WASHINGTON – The SEC’s enforcement division has tightened oversight of advisors by focusing on some specific, often-times arcane practice areas, the head of the division said on Wednesday.

In remarks at an event organized by the D.C. Bar, SEC Director of Enforcement Andrew Ceresney noted that investment advisors remain a subject of particular concern at the commission. To get tougher on them, Ceresney said his division was looking into new corners of advisory practices, and working to better understand some of the more arcane areas of advisory work.

"We have been focused on some traditional areas that we have always focused on, like misrepresentation, like valuation issues, like conflict issues, like principal transactions," Ceresney said. "But I think the real change probably in the last few years, as a result of the asset management unit and now the broker-dealer task force, is the creation of some specialized initiatives in the areas where maybe we haven't been focused as much in the past."

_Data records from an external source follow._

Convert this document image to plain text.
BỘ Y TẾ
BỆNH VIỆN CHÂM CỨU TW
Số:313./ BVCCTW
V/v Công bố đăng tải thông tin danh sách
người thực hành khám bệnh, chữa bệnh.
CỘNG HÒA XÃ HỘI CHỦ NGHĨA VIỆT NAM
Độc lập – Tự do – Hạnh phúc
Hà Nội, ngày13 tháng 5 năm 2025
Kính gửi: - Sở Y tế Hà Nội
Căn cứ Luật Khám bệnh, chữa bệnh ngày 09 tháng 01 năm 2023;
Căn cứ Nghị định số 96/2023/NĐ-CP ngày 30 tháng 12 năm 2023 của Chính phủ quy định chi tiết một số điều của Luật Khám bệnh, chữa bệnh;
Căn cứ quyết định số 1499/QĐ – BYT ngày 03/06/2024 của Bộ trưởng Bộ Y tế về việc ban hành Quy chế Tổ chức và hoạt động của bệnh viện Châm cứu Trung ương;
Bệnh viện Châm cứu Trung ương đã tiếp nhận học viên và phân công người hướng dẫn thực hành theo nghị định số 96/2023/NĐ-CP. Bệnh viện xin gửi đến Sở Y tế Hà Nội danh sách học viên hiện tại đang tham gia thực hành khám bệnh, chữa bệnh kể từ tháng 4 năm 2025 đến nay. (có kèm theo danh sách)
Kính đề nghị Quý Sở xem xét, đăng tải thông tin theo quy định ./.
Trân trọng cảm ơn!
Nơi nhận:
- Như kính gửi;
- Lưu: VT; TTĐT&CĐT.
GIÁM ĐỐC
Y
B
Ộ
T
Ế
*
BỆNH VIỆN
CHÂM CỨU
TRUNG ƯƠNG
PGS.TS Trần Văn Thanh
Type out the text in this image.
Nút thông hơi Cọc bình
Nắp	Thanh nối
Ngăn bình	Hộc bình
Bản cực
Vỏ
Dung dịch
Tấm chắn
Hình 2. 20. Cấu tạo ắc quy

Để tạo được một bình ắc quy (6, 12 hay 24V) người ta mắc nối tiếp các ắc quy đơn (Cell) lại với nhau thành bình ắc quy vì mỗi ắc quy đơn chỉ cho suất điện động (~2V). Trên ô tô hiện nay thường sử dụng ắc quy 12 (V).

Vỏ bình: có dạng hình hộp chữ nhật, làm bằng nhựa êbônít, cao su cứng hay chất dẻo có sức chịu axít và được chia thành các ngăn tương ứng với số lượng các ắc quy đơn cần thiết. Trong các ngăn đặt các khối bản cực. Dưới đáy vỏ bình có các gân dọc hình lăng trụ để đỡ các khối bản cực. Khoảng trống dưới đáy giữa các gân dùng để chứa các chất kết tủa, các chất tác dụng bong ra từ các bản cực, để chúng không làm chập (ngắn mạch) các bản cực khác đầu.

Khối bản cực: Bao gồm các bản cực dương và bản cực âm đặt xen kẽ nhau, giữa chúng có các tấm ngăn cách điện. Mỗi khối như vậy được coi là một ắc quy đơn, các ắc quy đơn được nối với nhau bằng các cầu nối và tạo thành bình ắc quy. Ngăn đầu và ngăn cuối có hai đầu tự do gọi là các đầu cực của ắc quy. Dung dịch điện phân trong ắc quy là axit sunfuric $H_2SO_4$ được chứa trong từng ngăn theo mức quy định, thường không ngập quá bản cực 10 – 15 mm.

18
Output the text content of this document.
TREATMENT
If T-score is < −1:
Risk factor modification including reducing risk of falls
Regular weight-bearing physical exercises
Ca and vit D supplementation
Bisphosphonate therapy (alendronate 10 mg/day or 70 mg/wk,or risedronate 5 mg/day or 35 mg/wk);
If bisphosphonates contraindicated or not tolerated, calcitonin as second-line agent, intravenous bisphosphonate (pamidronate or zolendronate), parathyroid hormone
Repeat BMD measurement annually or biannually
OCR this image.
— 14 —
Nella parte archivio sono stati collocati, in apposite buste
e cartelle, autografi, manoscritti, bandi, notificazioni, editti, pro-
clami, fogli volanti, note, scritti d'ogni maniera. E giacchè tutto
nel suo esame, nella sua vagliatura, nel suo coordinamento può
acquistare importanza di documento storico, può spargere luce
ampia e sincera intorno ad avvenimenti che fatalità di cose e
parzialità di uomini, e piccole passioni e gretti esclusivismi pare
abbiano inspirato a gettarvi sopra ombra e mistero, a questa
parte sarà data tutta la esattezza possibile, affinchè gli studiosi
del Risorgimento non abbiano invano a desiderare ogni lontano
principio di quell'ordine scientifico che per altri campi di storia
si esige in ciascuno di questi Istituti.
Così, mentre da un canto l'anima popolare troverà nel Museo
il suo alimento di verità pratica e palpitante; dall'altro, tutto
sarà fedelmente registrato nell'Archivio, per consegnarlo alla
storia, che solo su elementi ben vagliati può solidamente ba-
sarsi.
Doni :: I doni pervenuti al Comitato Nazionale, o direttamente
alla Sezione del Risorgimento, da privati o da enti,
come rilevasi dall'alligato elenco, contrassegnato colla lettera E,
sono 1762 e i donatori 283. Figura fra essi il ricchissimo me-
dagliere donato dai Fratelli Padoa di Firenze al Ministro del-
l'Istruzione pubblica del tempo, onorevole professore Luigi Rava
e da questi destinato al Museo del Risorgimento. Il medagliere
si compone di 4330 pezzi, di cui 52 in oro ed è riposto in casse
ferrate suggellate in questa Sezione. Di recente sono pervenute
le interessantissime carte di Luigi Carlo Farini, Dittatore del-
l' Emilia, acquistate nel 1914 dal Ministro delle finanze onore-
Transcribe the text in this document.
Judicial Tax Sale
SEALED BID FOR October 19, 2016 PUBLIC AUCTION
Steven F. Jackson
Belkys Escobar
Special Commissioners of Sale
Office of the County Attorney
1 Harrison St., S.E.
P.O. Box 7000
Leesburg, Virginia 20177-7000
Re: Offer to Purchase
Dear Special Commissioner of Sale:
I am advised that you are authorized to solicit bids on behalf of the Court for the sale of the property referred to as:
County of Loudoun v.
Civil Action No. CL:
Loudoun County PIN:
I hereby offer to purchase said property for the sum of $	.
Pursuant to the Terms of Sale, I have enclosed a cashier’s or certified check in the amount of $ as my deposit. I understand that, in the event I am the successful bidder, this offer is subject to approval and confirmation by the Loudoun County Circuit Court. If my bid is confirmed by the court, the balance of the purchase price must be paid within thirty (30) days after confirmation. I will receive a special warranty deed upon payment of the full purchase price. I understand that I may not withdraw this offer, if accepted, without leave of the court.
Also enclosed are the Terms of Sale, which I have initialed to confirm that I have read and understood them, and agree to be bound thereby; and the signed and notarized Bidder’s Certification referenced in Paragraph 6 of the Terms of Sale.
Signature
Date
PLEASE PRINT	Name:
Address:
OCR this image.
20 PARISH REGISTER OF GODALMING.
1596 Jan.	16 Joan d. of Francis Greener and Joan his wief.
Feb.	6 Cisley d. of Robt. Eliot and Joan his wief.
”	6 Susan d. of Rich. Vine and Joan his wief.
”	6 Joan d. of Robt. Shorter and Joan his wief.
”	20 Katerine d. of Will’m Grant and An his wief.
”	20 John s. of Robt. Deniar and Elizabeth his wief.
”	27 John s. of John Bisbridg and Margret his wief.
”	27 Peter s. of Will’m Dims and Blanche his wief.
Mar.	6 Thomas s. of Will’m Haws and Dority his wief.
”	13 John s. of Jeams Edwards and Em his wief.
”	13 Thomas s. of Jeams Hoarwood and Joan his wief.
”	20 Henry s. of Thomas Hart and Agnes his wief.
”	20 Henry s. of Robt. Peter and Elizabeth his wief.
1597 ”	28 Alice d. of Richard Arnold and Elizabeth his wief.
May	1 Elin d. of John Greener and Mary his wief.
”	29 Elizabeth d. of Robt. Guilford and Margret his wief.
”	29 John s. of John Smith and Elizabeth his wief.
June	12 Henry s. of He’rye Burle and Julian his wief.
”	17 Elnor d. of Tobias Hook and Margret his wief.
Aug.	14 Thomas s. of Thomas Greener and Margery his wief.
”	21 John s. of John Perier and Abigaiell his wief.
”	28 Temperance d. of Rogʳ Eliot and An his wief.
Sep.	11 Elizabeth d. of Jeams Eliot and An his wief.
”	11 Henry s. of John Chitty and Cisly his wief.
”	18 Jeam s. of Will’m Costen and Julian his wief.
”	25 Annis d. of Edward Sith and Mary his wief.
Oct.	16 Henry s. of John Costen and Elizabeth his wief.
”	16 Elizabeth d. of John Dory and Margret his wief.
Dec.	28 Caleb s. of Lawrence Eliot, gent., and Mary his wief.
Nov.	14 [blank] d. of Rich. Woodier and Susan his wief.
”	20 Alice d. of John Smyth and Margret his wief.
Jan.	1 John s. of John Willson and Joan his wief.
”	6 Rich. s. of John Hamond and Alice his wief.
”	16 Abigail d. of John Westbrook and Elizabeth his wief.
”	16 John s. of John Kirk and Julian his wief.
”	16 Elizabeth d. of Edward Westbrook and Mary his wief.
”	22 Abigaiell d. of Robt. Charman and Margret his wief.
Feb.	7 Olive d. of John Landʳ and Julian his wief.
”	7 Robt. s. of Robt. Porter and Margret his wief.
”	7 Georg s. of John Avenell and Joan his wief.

The division’s focus includes advisor compliance programs, fees and expenses for private equity advisors, and more specifically potential violations of section 15(c) of the Investment Company Act. The Act provides provisions of the 1940 law that mandate a registered fund's board conduct annual evaluations of advisor fee valuations.

The 15(c) provision requires advisors provide truthful and thoroughgoing information to the board as it considers an advisor's compensatory arrangement. The commission in August charged a North Carolina advisor for allegedly misleading the board of an investment fund about his firm's capacity to conduct algorithmic currency trading.

The case demonstrates where the SEC is going with its increased scrutiny. "I think what you're seeing now is us really down in the areas where maybe we haven't been as much in the past in the asset-management area, and obviously that's a good thing," Ceresney said.

Ceresney's comments come as the SEC has been making its case for increased funding to expand oversight of advisors. Commissioners of both political partieshave said the agency has been falling short in its routine examinations of advisors. Just 9% of RIAs were visited by an examiner in 2013, according to SEC Chairman Mary Jo White's testimony before the House Financial Services Committee in April.

In addition, Ceresney expressed concern about the investment advice for baby boomers,  the extent to which tens of millions of workers who are heading into retirement are becoming the target of scammers. "Obviously, older people are preyed upon probably more than others," he said.

For example, SEC enforcement officials have been on the lookout for unscrupulous advisors pitching dubious microcap stocks to older investors. Many of the concerns over bilking older investors, and the "methodologies of fraud," as Ceresney put it, have a long history within the commission.

"You've got all kinds of schemes that have been around for a long time, and I don't know that they are evolving because the retirement population is increasing. Having said that, obviously we're very focused on investment advisory fraud and trying to make sure that investment advisors are fulfilling their fiduciary duties," Ceresney said. "I think our focus is on the areas that would potentially be implicated by folks who are retiring."